Leveraging telemedicine services also helped community ICUs care for sicker, more complex patients than usual and aided nonintensivist physicians called upon to manage critically ill patients in ad hoc ICUs at referral hospitals. While the pandemic certainly stressed ICU staff, we suspect that telemedicine’s ability to balance caseloads and distribute clinical tasks helped mitigate these stresses. At age 40, ICU telemedicine is both mature and still growing, with continued expansion of bed coverage and the range of services available.

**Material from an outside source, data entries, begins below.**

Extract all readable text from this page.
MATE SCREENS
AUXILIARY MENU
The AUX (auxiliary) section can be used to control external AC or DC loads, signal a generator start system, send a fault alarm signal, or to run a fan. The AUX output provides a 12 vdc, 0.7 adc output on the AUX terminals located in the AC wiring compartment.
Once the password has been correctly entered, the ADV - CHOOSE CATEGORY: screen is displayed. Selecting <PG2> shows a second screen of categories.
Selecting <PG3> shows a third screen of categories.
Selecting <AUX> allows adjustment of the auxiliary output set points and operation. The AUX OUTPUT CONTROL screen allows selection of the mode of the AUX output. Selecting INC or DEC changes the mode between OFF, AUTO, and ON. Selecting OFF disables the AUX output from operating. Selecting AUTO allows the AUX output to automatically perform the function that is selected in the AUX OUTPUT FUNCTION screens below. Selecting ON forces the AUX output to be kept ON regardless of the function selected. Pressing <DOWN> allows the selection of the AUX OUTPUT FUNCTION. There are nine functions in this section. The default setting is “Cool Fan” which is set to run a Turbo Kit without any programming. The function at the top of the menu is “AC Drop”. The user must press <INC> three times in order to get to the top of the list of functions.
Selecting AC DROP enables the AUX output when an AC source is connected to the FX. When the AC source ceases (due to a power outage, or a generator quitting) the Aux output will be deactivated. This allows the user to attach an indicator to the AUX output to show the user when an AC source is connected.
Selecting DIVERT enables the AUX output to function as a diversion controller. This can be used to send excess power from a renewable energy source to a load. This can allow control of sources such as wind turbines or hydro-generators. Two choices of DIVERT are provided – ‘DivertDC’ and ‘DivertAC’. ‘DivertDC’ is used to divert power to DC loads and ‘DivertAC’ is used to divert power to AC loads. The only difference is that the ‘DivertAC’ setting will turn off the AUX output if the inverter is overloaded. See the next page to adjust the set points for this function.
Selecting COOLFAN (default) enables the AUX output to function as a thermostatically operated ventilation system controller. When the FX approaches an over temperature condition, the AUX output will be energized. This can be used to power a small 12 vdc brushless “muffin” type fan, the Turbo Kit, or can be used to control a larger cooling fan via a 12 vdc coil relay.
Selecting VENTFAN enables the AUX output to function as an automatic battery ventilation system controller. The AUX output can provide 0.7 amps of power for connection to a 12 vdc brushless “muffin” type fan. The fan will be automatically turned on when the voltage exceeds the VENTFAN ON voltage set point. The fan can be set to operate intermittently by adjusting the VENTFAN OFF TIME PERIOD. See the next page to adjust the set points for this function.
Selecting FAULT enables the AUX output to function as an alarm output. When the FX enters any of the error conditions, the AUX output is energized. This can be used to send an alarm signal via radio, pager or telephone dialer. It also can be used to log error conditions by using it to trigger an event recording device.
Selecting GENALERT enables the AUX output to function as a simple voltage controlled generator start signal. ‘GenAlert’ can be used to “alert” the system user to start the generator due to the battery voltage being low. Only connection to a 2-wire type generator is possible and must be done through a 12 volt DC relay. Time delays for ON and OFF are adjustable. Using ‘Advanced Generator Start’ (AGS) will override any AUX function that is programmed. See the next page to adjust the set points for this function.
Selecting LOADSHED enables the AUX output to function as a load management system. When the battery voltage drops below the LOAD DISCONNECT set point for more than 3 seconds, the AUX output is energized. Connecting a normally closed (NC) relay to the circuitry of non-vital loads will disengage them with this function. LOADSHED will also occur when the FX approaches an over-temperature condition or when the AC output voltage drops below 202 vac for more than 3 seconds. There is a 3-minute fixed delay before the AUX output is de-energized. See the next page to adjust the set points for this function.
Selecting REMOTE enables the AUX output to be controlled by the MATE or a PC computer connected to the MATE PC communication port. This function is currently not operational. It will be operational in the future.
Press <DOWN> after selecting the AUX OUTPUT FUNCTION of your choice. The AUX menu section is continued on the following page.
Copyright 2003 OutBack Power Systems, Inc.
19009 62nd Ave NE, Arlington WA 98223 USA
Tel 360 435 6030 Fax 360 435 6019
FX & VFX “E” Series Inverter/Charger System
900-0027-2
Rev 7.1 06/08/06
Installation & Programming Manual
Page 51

Looking ahead, as we confront a national shortage of intensivists, ICU telemedicine likely represents a cost effective and efficient strategy to maintain critical care capacity with the potential to ensure low-cost, high-quality care for all, regardless of location.
 

Dr. Graham and Dr. Peltan are with the Division of Pulmonary & Critical Care Medicine, Department of Internal Medicine, University of Utah School of Medicine, Salt Lake City, Utah; and Dr. Peltan is also with the Division of Pulmonary & Critical Care Medicine, Department of Medicine, Intermountain Medical Center, Murray, Utah.